Trois actes construisent ce livre, comme trois points sur une boucle de solitude, et une héroïne double parce que sa vie oscille entre deux prénoms, Dôra Doralina : Dôra, ou encore Marie des Douleurs, et Doralina, la petite Dôra heureuse.
Douleur parce que toute jeune, déjà estampillée d'une solitude atavique, elle perd son père pour tomber sous la coupe d'une mère tyrannique, la Senhora, menant ses proches et son personnel comme les bêtes de sa ferme du Sertão : à la cravache ; douleur parce que son mariage d'intérêt est un fiasco, son enfant mort-né et son mari plus qu'équivoque avec sa mère.
Seu Bradini ne comprenait pas que, parmi les étrangers, je me trouvais enterrée, noyée, ensevelie, sans rien autour de moi, seule au milieu des autres, toute seule du lever au coucher du soleil, seule dans ma chambre et dans la rue, dans l'obscurité de la nuit et au milieu de la foule... Il ne comprenait pas ça.
A la fazenda, j'étais seule aussi, mais dans une sorte de solitude peuplée, une solitude que je connaissais, une solitude ancienne que je portais dans mon sang.

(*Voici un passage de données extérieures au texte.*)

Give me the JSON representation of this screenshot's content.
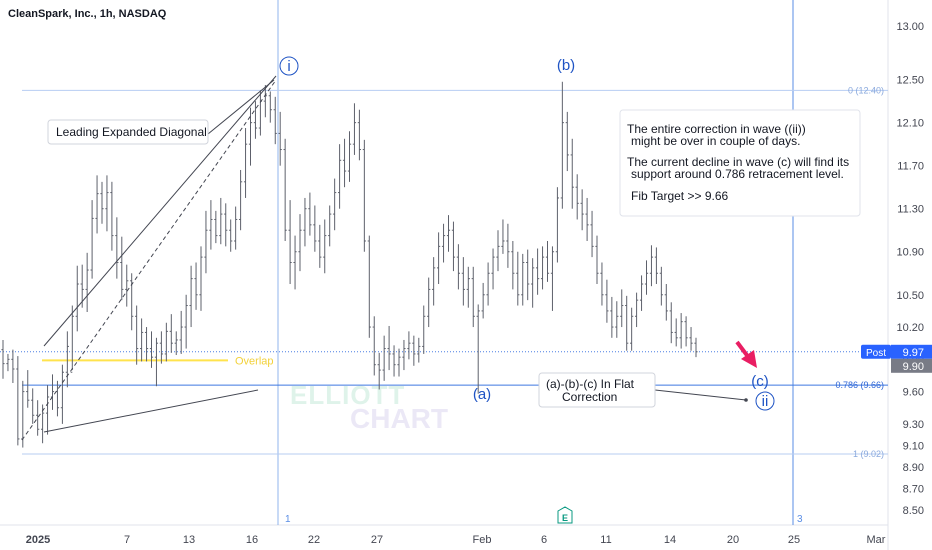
{
  "chart_data": {
    "type": "bar",
    "title": "CleanSpark, Inc., 1h, NASDAQ",
    "price_axis": {
      "ylim": [
        8.36,
        13.24
      ],
      "ticks": [
        "13.00",
        "12.50",
        "12.10",
        "11.70",
        "11.30",
        "10.90",
        "10.50",
        "10.20",
        "9.90",
        "9.60",
        "9.30",
        "9.10",
        "8.90",
        "8.70",
        "8.50"
      ],
      "tick_values": [
        13.0,
        12.5,
        12.1,
        11.7,
        11.3,
        10.9,
        10.5,
        10.2,
        9.9,
        9.6,
        9.3,
        9.1,
        8.9,
        8.7,
        8.5
      ]
    },
    "time_axis": {
      "ticks": [
        "2025",
        "7",
        "13",
        "16",
        "22",
        "27",
        "Feb",
        "6",
        "11",
        "14",
        "20",
        "25",
        "Mar"
      ],
      "bold_tick": "2025"
    },
    "price_badges": [
      {
        "label": "Post",
        "value": "9.97",
        "price": 9.97,
        "color": "#2962ff"
      },
      {
        "label": "",
        "value": "9.90",
        "price": 9.9,
        "color": "#787b86"
      }
    ],
    "fib_levels": [
      {
        "label": "0 (12.40)",
        "price": 12.4
      },
      {
        "label": "0.786 (9.66)",
        "price": 9.66
      },
      {
        "label": "1 (9.02)",
        "price": 9.02
      }
    ],
    "overlap": {
      "label": "Overlap",
      "price": 9.89,
      "color": "#ffe34d"
    },
    "wave_labels": [
      {
        "text": "i",
        "circled": true,
        "price": 12.62,
        "bar": 56
      },
      {
        "text": "(b)",
        "circled": false,
        "price": 12.62,
        "bar": 113
      },
      {
        "text": "(a)",
        "circled": false,
        "price": 9.46,
        "bar": 97
      },
      {
        "text": "(c)",
        "circled": false,
        "price": 9.57,
        "bar": 153
      },
      {
        "text": "ii",
        "circled": true,
        "price": 9.38,
        "bar": 154
      }
    ],
    "annotations": {
      "diagonal_label": "Leading Expanded Diagonal",
      "flat_label_line1": "(a)-(b)-(c) In Flat",
      "flat_label_line2": "Correction",
      "note_lines": [
        "The entire correction in wave ((ii))",
        "might be over in couple of days.",
        "The current decline in wave (c) will find its",
        "support around 0.786 retracement level.",
        "Fib Target >> 9.66"
      ],
      "vline_labels": [
        "1",
        "3"
      ],
      "earnings_marker": "E"
    },
    "watermark": {
      "line1": "ELLIOTT",
      "line2": "CHART"
    },
    "bars": [
      [
        9.99,
        10.08,
        9.72,
        9.86
      ],
      [
        9.86,
        9.95,
        9.79,
        9.9
      ],
      [
        9.9,
        9.99,
        9.68,
        9.81
      ],
      [
        9.81,
        9.93,
        9.1,
        9.16
      ],
      [
        9.16,
        9.7,
        9.08,
        9.6
      ],
      [
        9.6,
        9.8,
        9.45,
        9.52
      ],
      [
        9.52,
        9.63,
        9.3,
        9.38
      ],
      [
        9.38,
        9.52,
        9.19,
        9.25
      ],
      [
        9.25,
        9.48,
        9.12,
        9.4
      ],
      [
        9.4,
        9.66,
        9.2,
        9.55
      ],
      [
        9.55,
        9.76,
        9.43,
        9.6
      ],
      [
        9.6,
        9.7,
        9.37,
        9.45
      ],
      [
        9.45,
        9.85,
        9.3,
        9.78
      ],
      [
        9.78,
        10.16,
        9.64,
        10.02
      ],
      [
        9.78,
        10.4,
        9.8,
        10.3
      ],
      [
        10.3,
        10.77,
        10.16,
        10.6
      ],
      [
        10.6,
        10.78,
        10.38,
        10.55
      ],
      [
        10.55,
        10.89,
        10.34,
        10.73
      ],
      [
        10.73,
        11.38,
        10.65,
        11.21
      ],
      [
        11.21,
        11.61,
        11.07,
        11.44
      ],
      [
        11.44,
        11.55,
        11.16,
        11.3
      ],
      [
        11.3,
        11.61,
        11.09,
        11.45
      ],
      [
        11.45,
        11.55,
        10.91,
        11.05
      ],
      [
        11.05,
        11.22,
        10.65,
        10.8
      ],
      [
        10.8,
        11.04,
        10.45,
        10.55
      ],
      [
        10.55,
        10.78,
        10.39,
        10.63
      ],
      [
        10.63,
        10.7,
        10.17,
        10.3
      ],
      [
        10.3,
        10.4,
        9.85,
        10.0
      ],
      [
        10.0,
        10.28,
        9.88,
        10.15
      ],
      [
        10.15,
        10.2,
        9.88,
        10.0
      ],
      [
        10.0,
        10.16,
        9.82,
        9.92
      ],
      [
        9.92,
        10.1,
        9.65,
        10.05
      ],
      [
        10.05,
        10.16,
        9.86,
        9.95
      ],
      [
        9.95,
        10.24,
        9.88,
        10.16
      ],
      [
        10.16,
        10.32,
        9.96,
        10.05
      ],
      [
        10.05,
        10.16,
        9.94,
        10.08
      ],
      [
        10.08,
        10.35,
        9.95,
        10.2
      ],
      [
        10.2,
        10.5,
        10.0,
        10.4
      ],
      [
        10.4,
        10.77,
        10.2,
        10.65
      ],
      [
        10.65,
        10.8,
        10.36,
        10.5
      ],
      [
        10.5,
        10.95,
        10.35,
        10.85
      ],
      [
        10.85,
        11.28,
        10.7,
        11.1
      ],
      [
        11.1,
        11.38,
        10.92,
        11.2
      ],
      [
        11.2,
        11.28,
        10.98,
        11.05
      ],
      [
        11.05,
        11.4,
        10.97,
        11.25
      ],
      [
        11.25,
        11.35,
        10.95,
        11.1
      ],
      [
        11.1,
        11.2,
        10.9,
        11.0
      ],
      [
        11.0,
        11.32,
        10.92,
        11.2
      ],
      [
        11.2,
        11.66,
        11.1,
        11.55
      ],
      [
        11.55,
        12.05,
        11.4,
        11.9
      ],
      [
        11.9,
        12.24,
        11.7,
        12.1
      ],
      [
        12.1,
        12.3,
        11.95,
        12.05
      ],
      [
        12.05,
        12.4,
        11.98,
        12.3
      ],
      [
        12.3,
        12.45,
        12.15,
        12.35
      ],
      [
        12.35,
        12.39,
        12.1,
        12.22
      ],
      [
        12.22,
        12.34,
        11.9,
        12.0
      ],
      [
        12.0,
        12.2,
        11.7,
        11.85
      ],
      [
        11.85,
        11.95,
        11.0,
        11.1
      ],
      [
        11.1,
        11.38,
        10.6,
        10.8
      ],
      [
        10.8,
        11.05,
        10.55,
        10.9
      ],
      [
        10.9,
        11.25,
        10.72,
        11.1
      ],
      [
        11.1,
        11.4,
        10.95,
        11.3
      ],
      [
        11.3,
        11.45,
        11.05,
        11.15
      ],
      [
        11.15,
        11.33,
        10.9,
        11.0
      ],
      [
        11.0,
        11.15,
        10.75,
        10.85
      ],
      [
        10.85,
        11.2,
        10.7,
        11.05
      ],
      [
        11.05,
        11.33,
        10.95,
        11.25
      ],
      [
        11.25,
        11.58,
        11.1,
        11.45
      ],
      [
        11.45,
        11.9,
        11.3,
        11.75
      ],
      [
        11.75,
        11.95,
        11.5,
        11.65
      ],
      [
        11.65,
        12.02,
        11.55,
        11.9
      ],
      [
        11.9,
        12.28,
        11.8,
        12.1
      ],
      [
        12.1,
        12.22,
        11.75,
        11.85
      ],
      [
        11.85,
        11.94,
        10.9,
        11.0
      ],
      [
        11.0,
        11.05,
        10.1,
        10.2
      ],
      [
        10.2,
        10.3,
        9.75,
        9.85
      ],
      [
        9.85,
        9.96,
        9.62,
        9.8
      ],
      [
        9.8,
        10.12,
        9.7,
        10.0
      ],
      [
        10.0,
        10.21,
        9.8,
        9.95
      ],
      [
        9.95,
        10.03,
        9.74,
        9.85
      ],
      [
        9.85,
        10.0,
        9.74,
        9.92
      ],
      [
        9.92,
        10.08,
        9.8,
        10.0
      ],
      [
        10.0,
        10.16,
        9.9,
        10.05
      ],
      [
        10.05,
        10.12,
        9.84,
        9.95
      ],
      [
        9.95,
        10.1,
        9.87,
        10.02
      ],
      [
        10.02,
        10.4,
        9.95,
        10.3
      ],
      [
        10.3,
        10.66,
        10.2,
        10.55
      ],
      [
        10.55,
        10.85,
        10.4,
        10.75
      ],
      [
        10.75,
        11.08,
        10.6,
        10.95
      ],
      [
        10.95,
        11.16,
        10.8,
        11.05
      ],
      [
        11.05,
        11.24,
        10.9,
        11.1
      ],
      [
        11.1,
        11.18,
        10.72,
        10.85
      ],
      [
        10.85,
        10.97,
        10.55,
        10.7
      ],
      [
        10.7,
        10.85,
        10.4,
        10.55
      ],
      [
        10.55,
        10.76,
        10.38,
        10.65
      ],
      [
        10.65,
        10.76,
        10.2,
        10.3
      ],
      [
        10.3,
        10.41,
        9.58,
        10.35
      ],
      [
        10.35,
        10.61,
        10.28,
        10.5
      ],
      [
        10.5,
        10.8,
        10.4,
        10.7
      ],
      [
        10.7,
        10.93,
        10.55,
        10.85
      ],
      [
        10.85,
        11.1,
        10.72,
        10.95
      ],
      [
        10.95,
        11.2,
        10.88,
        11.0
      ],
      [
        11.0,
        11.16,
        10.75,
        10.9
      ],
      [
        10.9,
        11.0,
        10.55,
        10.7
      ],
      [
        10.7,
        10.9,
        10.4,
        10.5
      ],
      [
        10.5,
        10.88,
        10.4,
        10.8
      ],
      [
        10.8,
        10.92,
        10.45,
        10.6
      ],
      [
        10.6,
        10.84,
        10.38,
        10.75
      ],
      [
        10.75,
        10.93,
        10.5,
        10.65
      ],
      [
        10.65,
        10.95,
        10.55,
        10.85
      ],
      [
        10.85,
        11.0,
        10.62,
        10.7
      ],
      [
        10.7,
        10.95,
        10.35,
        10.9
      ],
      [
        10.9,
        11.5,
        10.8,
        11.4
      ],
      [
        11.4,
        12.48,
        11.3,
        12.1
      ],
      [
        12.1,
        12.2,
        11.65,
        11.8
      ],
      [
        11.8,
        11.95,
        11.3,
        11.5
      ],
      [
        11.5,
        11.62,
        11.2,
        11.35
      ],
      [
        11.35,
        11.48,
        11.1,
        11.25
      ],
      [
        11.25,
        11.4,
        11.0,
        11.15
      ],
      [
        11.15,
        11.28,
        10.85,
        10.95
      ],
      [
        10.95,
        11.05,
        10.6,
        10.7
      ],
      [
        10.7,
        10.8,
        10.4,
        10.5
      ],
      [
        10.5,
        10.64,
        10.24,
        10.35
      ],
      [
        10.35,
        10.48,
        10.1,
        10.2
      ],
      [
        10.2,
        10.44,
        10.1,
        10.3
      ],
      [
        10.3,
        10.55,
        10.2,
        10.4
      ],
      [
        10.4,
        10.49,
        9.98,
        10.05
      ],
      [
        10.05,
        10.38,
        9.98,
        10.3
      ],
      [
        10.3,
        10.52,
        10.2,
        10.45
      ],
      [
        10.45,
        10.68,
        10.35,
        10.6
      ],
      [
        10.6,
        10.82,
        10.5,
        10.7
      ],
      [
        10.7,
        10.96,
        10.58,
        10.85
      ],
      [
        10.85,
        10.94,
        10.6,
        10.7
      ],
      [
        10.7,
        10.76,
        10.4,
        10.5
      ],
      [
        10.5,
        10.6,
        10.26,
        10.35
      ],
      [
        10.35,
        10.43,
        10.05,
        10.15
      ],
      [
        10.15,
        10.28,
        10.02,
        10.1
      ],
      [
        10.1,
        10.33,
        10.0,
        10.25
      ],
      [
        10.25,
        10.3,
        10.02,
        10.1
      ],
      [
        10.1,
        10.2,
        9.98,
        10.05
      ],
      [
        10.05,
        10.1,
        9.92,
        9.97
      ]
    ]
  }
}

Alors Doralina s'exile, poussée à renaître en s'émancipant du bourbier natal pour convoler avec une troupe de théâtre. Se grimer, se déguiser, jouer des apparences, en attente d'elle-même, jusqu'à ce qu'elle fasse peau neuve par le pouvoir d'un homme, l'amour de sa vie : le Capitaine, Asmodeu, au prénom Biblique et démoniaque. Doralina est heureuse jusqu'au frisson, Doralina danse sa vie avec Asmodeu, tandis que l'ombre de Dôra des douleurs patiente, tapie dans sa solitude.
Puis vient la « Fin du livre du Capitaine » qui emporte Doralina. Reste Dôra. Ravalant sa colère et son désir de liberté, elle reviendra à la ferme de sa mère, décédée, pour prendre sa place, seule, comme sa mère l'était : être la Senhora.
Rachel de Queiroz, haute figure du renouveau littéraire brésilien, à la fois moderniste et régionaliste, nous invite à danser dans une oeuvre lente, épurée, mesurée. Comme on remonterait le rio São Francisco à bord du poussif bateau du Capitaine, Dôra Doralina prend le temps de nous travailler au corps de sa lucidité et cheviller nos âmes avec le destin d'une femme-cicatrice universelle.
J'avais très bien senti que cet homme, il n'avait qu'à le vouloir, pouvait m'attraper dans le creux de sa main.